Omschrijving
Hoewel in de afgelopen jaren door professionals en gemeenten is ingezet op de (preventieve) aanpak van huiselijk geweld en kindermishandeling, worden nog veel signalen van huiselijk geweld en kindermishandeling gemist. Uit de Nationale Prevalentiestudie naar huiselijk geweld en kindermishandeling, verricht in 2017, blijkt dat er geen daling is in de prevalentie van kindermishandeling. Sinds januari 2019 is de verbeterde meldcode van kracht die een afwegingskader bevat. Deze verbeterde meldcode zou professionals moeten ondersteunen in het eerder melden van acute of structurele onveiligheid bij Veilig Thuis. Om huiselijk geweld en kindermishandeling eerder en beter in beeld te brengen en duurzaam te stoppen, is het (her)kennen van risicofactoren en een effectieve ketensamenwerking essentieel. Uit de praktijk in Twente lijkt er onder professionals sprake te zijn van handelingsverlegenheid bij het vroegtijdig signaleren van huiselijk geweld en kindermishandeling bij ongeboren en jonge kinderen en het multidisciplinair optrekken in adequate vervolgstappen na signalering bij deze doelgroep. Dit leidt er toe dat er vaak pas wordt ingegrepen als een kind op de basisschool zit. Mogelijk komt dit doordat kinderen onder de 4 jaar gemakkelijker buiten het zicht van anderen kunnen blijven.
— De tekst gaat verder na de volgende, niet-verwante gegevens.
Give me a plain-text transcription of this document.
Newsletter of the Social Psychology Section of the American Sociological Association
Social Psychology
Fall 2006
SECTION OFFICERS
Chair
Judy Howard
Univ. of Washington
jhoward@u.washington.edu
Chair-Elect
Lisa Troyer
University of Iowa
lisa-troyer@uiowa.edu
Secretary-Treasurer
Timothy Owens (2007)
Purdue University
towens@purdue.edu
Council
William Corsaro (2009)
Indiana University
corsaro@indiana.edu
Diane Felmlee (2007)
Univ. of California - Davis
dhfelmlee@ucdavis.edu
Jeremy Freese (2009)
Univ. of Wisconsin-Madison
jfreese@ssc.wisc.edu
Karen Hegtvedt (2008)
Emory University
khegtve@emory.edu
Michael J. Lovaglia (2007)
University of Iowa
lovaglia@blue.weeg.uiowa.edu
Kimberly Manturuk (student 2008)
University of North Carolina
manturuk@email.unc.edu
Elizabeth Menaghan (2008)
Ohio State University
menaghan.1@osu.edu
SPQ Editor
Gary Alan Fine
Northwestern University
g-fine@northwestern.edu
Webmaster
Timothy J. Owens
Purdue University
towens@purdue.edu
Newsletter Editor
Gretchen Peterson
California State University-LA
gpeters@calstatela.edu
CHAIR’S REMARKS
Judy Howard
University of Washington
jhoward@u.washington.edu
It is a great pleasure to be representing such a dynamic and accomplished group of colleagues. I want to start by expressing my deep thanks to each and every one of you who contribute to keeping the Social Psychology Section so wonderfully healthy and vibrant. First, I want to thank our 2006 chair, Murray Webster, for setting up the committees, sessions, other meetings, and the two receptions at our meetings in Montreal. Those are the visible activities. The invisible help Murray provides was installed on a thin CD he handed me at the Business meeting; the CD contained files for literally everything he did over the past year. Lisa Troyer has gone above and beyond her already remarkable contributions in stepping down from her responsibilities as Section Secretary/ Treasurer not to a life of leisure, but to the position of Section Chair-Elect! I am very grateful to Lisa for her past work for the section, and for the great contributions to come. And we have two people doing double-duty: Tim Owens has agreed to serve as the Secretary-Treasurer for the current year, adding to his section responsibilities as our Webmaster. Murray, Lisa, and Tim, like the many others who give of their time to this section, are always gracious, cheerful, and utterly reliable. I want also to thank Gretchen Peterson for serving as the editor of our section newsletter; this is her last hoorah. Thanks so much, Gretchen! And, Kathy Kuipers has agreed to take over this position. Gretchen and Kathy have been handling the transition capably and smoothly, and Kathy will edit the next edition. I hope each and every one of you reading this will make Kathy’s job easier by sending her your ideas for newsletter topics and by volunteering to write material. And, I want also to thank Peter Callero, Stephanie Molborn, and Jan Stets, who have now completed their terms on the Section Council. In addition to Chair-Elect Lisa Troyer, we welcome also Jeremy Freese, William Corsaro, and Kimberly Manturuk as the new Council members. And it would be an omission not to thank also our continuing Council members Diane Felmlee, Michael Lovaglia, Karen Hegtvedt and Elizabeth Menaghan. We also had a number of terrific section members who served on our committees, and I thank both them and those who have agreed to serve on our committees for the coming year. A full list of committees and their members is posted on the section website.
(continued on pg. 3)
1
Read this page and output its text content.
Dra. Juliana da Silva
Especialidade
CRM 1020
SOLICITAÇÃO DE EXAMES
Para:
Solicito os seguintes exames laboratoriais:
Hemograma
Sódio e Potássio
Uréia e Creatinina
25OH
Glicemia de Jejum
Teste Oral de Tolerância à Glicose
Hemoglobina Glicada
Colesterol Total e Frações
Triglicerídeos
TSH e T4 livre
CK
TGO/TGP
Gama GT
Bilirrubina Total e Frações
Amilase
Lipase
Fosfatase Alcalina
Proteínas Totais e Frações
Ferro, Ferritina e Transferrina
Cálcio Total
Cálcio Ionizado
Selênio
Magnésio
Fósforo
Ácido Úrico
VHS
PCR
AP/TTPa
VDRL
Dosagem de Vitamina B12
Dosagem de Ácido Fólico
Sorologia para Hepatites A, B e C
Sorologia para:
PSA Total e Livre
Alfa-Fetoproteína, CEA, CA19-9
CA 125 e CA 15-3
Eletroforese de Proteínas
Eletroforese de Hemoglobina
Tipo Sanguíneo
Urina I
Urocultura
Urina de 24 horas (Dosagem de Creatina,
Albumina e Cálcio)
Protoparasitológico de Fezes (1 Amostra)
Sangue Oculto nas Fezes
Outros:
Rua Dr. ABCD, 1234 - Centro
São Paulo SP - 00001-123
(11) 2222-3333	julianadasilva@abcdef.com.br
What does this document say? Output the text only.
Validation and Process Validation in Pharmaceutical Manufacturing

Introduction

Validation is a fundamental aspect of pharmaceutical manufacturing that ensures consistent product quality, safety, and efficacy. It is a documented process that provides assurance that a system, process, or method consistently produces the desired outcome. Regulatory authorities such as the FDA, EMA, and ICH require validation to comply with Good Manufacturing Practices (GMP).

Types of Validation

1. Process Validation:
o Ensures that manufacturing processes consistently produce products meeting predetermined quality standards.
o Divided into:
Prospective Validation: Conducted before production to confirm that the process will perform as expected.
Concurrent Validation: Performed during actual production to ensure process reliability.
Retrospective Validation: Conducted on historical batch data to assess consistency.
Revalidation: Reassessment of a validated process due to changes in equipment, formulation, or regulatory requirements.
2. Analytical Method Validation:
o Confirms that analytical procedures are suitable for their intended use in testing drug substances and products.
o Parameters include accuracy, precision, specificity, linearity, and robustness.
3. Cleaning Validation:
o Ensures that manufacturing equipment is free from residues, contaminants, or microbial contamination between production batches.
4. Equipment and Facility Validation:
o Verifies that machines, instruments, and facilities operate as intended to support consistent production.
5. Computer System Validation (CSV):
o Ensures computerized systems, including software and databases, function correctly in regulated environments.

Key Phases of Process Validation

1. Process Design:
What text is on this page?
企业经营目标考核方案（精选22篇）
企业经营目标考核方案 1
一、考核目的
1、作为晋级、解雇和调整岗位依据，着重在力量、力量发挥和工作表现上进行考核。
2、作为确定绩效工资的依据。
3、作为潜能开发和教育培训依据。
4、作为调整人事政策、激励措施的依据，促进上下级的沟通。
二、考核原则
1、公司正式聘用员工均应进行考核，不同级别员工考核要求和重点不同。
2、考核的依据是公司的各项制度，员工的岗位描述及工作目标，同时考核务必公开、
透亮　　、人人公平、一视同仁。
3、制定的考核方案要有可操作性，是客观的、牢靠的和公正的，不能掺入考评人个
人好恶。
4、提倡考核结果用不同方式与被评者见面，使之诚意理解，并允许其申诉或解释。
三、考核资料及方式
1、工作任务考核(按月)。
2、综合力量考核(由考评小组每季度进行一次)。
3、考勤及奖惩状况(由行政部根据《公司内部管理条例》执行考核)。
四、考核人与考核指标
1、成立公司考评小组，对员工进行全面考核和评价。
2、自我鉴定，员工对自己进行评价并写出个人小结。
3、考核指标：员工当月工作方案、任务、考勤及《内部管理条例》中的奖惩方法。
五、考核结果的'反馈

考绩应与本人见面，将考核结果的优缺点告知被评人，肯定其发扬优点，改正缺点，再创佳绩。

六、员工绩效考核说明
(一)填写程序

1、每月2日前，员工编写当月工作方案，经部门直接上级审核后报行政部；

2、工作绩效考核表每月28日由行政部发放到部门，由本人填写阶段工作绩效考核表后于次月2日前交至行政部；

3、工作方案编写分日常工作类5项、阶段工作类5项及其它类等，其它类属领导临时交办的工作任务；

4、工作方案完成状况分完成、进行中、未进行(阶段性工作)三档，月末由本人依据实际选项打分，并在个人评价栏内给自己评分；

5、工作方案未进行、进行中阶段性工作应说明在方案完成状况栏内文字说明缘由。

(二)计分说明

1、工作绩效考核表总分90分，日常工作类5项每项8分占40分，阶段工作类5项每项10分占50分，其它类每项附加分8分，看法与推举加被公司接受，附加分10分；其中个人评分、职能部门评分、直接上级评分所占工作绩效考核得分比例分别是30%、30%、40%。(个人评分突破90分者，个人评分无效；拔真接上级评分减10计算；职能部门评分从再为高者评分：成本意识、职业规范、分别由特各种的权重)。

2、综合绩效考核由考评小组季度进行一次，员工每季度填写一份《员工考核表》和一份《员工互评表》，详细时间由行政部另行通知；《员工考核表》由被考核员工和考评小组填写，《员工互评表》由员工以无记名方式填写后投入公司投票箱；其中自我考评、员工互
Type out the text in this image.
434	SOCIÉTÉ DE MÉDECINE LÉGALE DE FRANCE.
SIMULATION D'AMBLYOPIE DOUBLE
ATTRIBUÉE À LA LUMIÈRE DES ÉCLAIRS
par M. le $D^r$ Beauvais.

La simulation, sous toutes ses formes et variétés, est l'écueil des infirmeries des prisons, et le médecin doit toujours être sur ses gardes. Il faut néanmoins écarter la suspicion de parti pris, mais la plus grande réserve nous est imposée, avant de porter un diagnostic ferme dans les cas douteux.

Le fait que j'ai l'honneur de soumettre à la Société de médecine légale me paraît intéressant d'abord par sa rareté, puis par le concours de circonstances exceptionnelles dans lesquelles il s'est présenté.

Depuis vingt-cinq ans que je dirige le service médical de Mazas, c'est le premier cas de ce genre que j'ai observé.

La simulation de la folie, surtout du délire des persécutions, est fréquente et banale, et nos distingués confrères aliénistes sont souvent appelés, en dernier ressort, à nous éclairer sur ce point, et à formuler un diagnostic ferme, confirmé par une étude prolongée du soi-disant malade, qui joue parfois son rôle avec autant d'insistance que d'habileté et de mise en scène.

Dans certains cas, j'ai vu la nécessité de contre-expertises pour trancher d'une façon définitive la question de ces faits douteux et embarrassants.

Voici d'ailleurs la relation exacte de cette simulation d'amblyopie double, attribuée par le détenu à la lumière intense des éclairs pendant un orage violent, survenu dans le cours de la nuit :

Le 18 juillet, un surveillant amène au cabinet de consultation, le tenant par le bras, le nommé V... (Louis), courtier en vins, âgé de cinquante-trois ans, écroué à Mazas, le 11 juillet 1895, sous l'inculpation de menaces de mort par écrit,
Daarnaast lijken professionals die betrokken zijn bij het (ongeboren) kind of gezin elkaar onvoldoende op de hoogte te stellen van een onveilige gezinssituatie. Uit onderzoek blijkt de kraamzorg, verloskundigen en gynaecologen nauwelijks geconsulteerd te worden. Ook is de indruk dat er onvoldoende terugkoppeling plaatsvindt van de ingezette hulp en het moment van beëindigen van hulp, waardoor monitoring van het gezin bemoeilijkt wordt.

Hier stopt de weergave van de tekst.